This document was last modified on 11 Jan 2008.
These entries are roughly in the order I expect you'll need them.
Vim has three main modes. Four if you count "insert" and "replace" as different.
This means that the editor will behave differently depending on the mode it is in
The modes are “normal”, “insert/replace” and “visual”
Normal mode allows you to enter many commands, to modify text, move it around, save it, and so on.
Insert and replace modes are for placing text in your document.
Visual mode is for special operations on blocks of text.
To get into insert mode, position the cursor where you want to do the inserting, and use an insert command ("i", "I", "A", "a", "o", and "O" are possible choices that I use a lot). See Add Text.

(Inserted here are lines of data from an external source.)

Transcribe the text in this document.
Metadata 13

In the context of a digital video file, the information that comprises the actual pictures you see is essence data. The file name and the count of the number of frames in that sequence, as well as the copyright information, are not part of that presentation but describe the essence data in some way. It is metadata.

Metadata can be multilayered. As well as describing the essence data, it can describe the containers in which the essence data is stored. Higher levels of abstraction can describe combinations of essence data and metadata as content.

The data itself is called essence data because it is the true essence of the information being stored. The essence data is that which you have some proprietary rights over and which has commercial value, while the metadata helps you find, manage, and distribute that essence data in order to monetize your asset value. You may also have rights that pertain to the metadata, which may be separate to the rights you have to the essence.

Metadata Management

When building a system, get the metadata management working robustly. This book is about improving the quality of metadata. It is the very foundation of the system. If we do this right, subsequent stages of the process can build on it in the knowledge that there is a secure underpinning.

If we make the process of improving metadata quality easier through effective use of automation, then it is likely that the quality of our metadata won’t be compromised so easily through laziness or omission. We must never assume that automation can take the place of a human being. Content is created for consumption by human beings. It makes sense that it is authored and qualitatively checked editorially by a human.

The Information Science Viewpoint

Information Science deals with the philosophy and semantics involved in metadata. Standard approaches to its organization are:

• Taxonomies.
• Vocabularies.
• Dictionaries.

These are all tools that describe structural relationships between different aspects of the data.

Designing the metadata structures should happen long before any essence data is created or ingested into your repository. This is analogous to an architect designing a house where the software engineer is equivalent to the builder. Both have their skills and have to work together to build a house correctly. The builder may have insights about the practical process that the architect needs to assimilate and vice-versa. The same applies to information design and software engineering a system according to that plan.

This is the mode for adding stuff to a document, so you'll spend a lot of time here, particularly at the beginning.
Because you can also do some other simple editing chores, beginners tend to stay here all the time, and not learn that there are good reasons to get back to "normal" mode. In plain gvim you might just forget that normal mode even exists, at least until you want to do some of the other stuff.
If you're using plain vim, you'll need to get to normal mode just to do basic file operations. The way out is the "Escape" key, whose key cap usually reads "Esc" and is in the upper left corner of the keyboard, perhaps next to the function keys.
You can save changes and quit the current window with ":wq", or with "ZZ".
If you have split the screen, these only close one window at a time.
At the beginning of the line (but after any beginning whitespace): enter "I"
At the end of the line: enter "A"
In a new line below the current line: enter "o"
The character under the cursor: “x”
The word after the cursor: “dw”
Everything to the end of the line containing the cursor: “D” or “d$”
Whatever you delete in this way is saved in a “cut register”, and can be put back in the document (see "Cut and Paste Text" below).
Some of these commands can delete a lot of text. If it's too much, see the Oops topic.
Multiple lines: enter a number before the “dd”. That's a line count.
To the end of the file: “dG”
To the beginning of the file: “d1G”
You'll notice the “d” keeps showing up.
Whatever you delete in this way is saved in a “cut register”, and can be put back in the document (see "Cut and Paste Text" below).
These commands will work on multiple lines if you preceed them by a number.
Add one “shiftwidth” of indentation to the current line: “>>”.
Remove one &dlquo;shiftwidth” of indentation from the current line: “<<”.
Add one “shiftwidth” of indentation to the rest of the document: &dlquo;>G”.
Center the current line (assuming 80 columns total): ":ce
80<enter>".
In addition, there are commands for moving larger distances than may be otherwise convenient.
To the left margin: “0” (zero)
To the beginning of the line: “^” (not control, just the shifted 6)
To the top line of the screen: “H”
To the middle of the screen: “M”
To the last line of the screen: “L”
To a specific line: <line number>”G”
Forward (down) a screen-height: “^F”
Back (up) a screen-height: “^B”
Down (forward) half a screen-height: “^D”
Up (back) half a screen-height: “^U”
One character up, down, right or left: cursor keys
What you delete from the document is actually "cut" into the cut register.
You can copy text into the cut register (without deleting it from the document) with the "y" (yank) commands that work much like the "d" (delete) commands without actually deleting. For instance:
yy
to yank the current line.
12yy
to yank the next 12 lines.
You can paste more than once to make multiple copies.
Search forward for text: “/”<text><enter> Like “/myvar” This will be shown on the bottom line
Search backward for text: “?”<text><enter> Like “?myvar” This will be shown on the bottom line
Find a particular character in the current line to the left of the cursor: “F”<char>
Find a particular character in the current line to the right of the cursor: “f”<char>
Find a character in the current line, but stop the cursor just before reaching it: “T” and “t”
:sp
splits the current window (horizontally) so both windows are looking
at the same file.
:vsp
splits the current window (vertically) so both windows are looking
at the same file.
:sp filename
splits the current window (horizontally) so the new window
is looking at filename.
:vsp filename
splits the current window (vertically) so the new window
is looking at filename.
^w^w
Cycle to the next window. This one is not an
ex-command; it's two control-w characters.
^wo
or ^w^o
Close all but the current window (think "only").
There are a LOT more ^w-commands. You can do just fine with these, however.
You write files and close parts of the screen with the same commands (:wq)(:w)(:q) that worked when the screen had
only one part. They affect the part of the screen that the cursor is in. When the last one is closed, vim quits.